Holistic Scoring Rubric

I elected not to include the following information on the new version of my web site, as it has probably been updated in recent times, and I do not do too much with GED preparation now. However, these guidelines are sound ones very similar to those used for the SAT and ACT exams, too. I hope you find them useful!

GED Scoring Guidelines

These guidelines were supplied to me in the 1990s by an instructor for the then-extant AOL Academic Assistance Center. Jane ( taught GED preparation courses in her community and was a great help as I designed [a GED prep course I used to teach online]. Most standardized essay exams are graded holistically by a small committee according to guidelines like these. I have seen similar ones for statewide exams for middle school and high school,
the CLAST exam, and two community colleges in Florida and California.

The following is quoted from the Scoring Guide section of the GED Teacher's Manual.

Upper-half papers make clear a definite purpose, pursued with varying
degrees of effectiveness. They also have a structure that shows
evidence of some deliberate planning. The writer's control of the
conventions of Standard Written English (spelling, punctuation,
grammar, word choice, and sentence structure) ranges from fairly
reliable at 4 to confident and accomplished at 6.

(6) The SIX PAPER offers sophisticated ideas within an organizational
framework that is clear and appropriate for the topic. The supporting
statements are particularly effective because of their substance,
specificity, or illustrative quality. The writing is vivid and
precise, although it may contain an occasional flaw in the conventions
of Standard Written English.

(5) The FIVE PAPER is clearly organized with effective support for
each of the writer's major points. While the writing offers
substantive ideas, it lacks the fluency found in the 6 paper. Although
there are some errors, the conventions of Standard Written English are
consistently under control.

(4) The FOUR PAPER shows evidence of the writer's organizational plan.
Support, though adequate, tends to be less extensive or effective than
that found in the 5 paper. The writer generally observes the
conventions of Standard Written English. The errors that are present
are not severe enough to interfere significantly with the writer's
main purpose.

Lower-half papers either fail to convey a purpose sufficiently or lack
one entirely. Consequently, their structure ranges from rudimentary at
3, to random at 2, to absent at 1. Control of the conventions of
Standard Written English tends to follow this same gradient.

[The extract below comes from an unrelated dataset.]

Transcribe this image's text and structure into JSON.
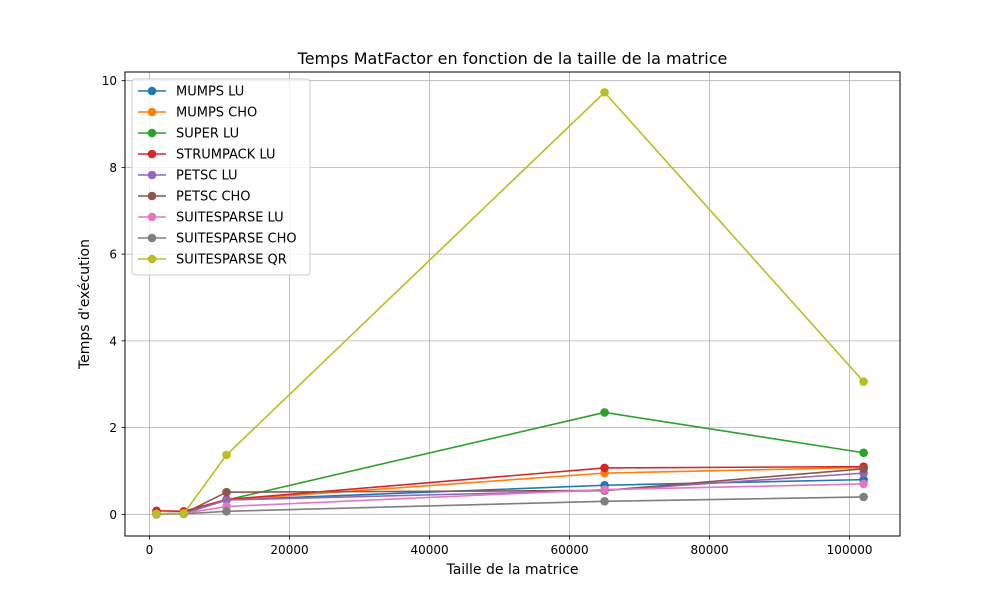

(3) The THREE PAPER usually shows some evidence of planning, although
the development may be insufficient. The supporting statements may be
limited to a listing or a repetition of ideas. The 3 paper often
demonstrates repeated weaknesses in the conventions of Standard
Written English.

(2) The TWO PAPER is characterized by a marked lack of organization or
inadequate support for ideas. The development may be superficial or
unfocused. Errors in the conventions of Standard Written English may
seriously interfere with the overall effectiveness of this paper.

(1) The ONE PAPER lacks purpose or development. The dominant feature
is the absence of control of structure or the conventions of Standard
Written English. The deficiencies are so severe that the writer's
ideas are difficult or impossible to understand.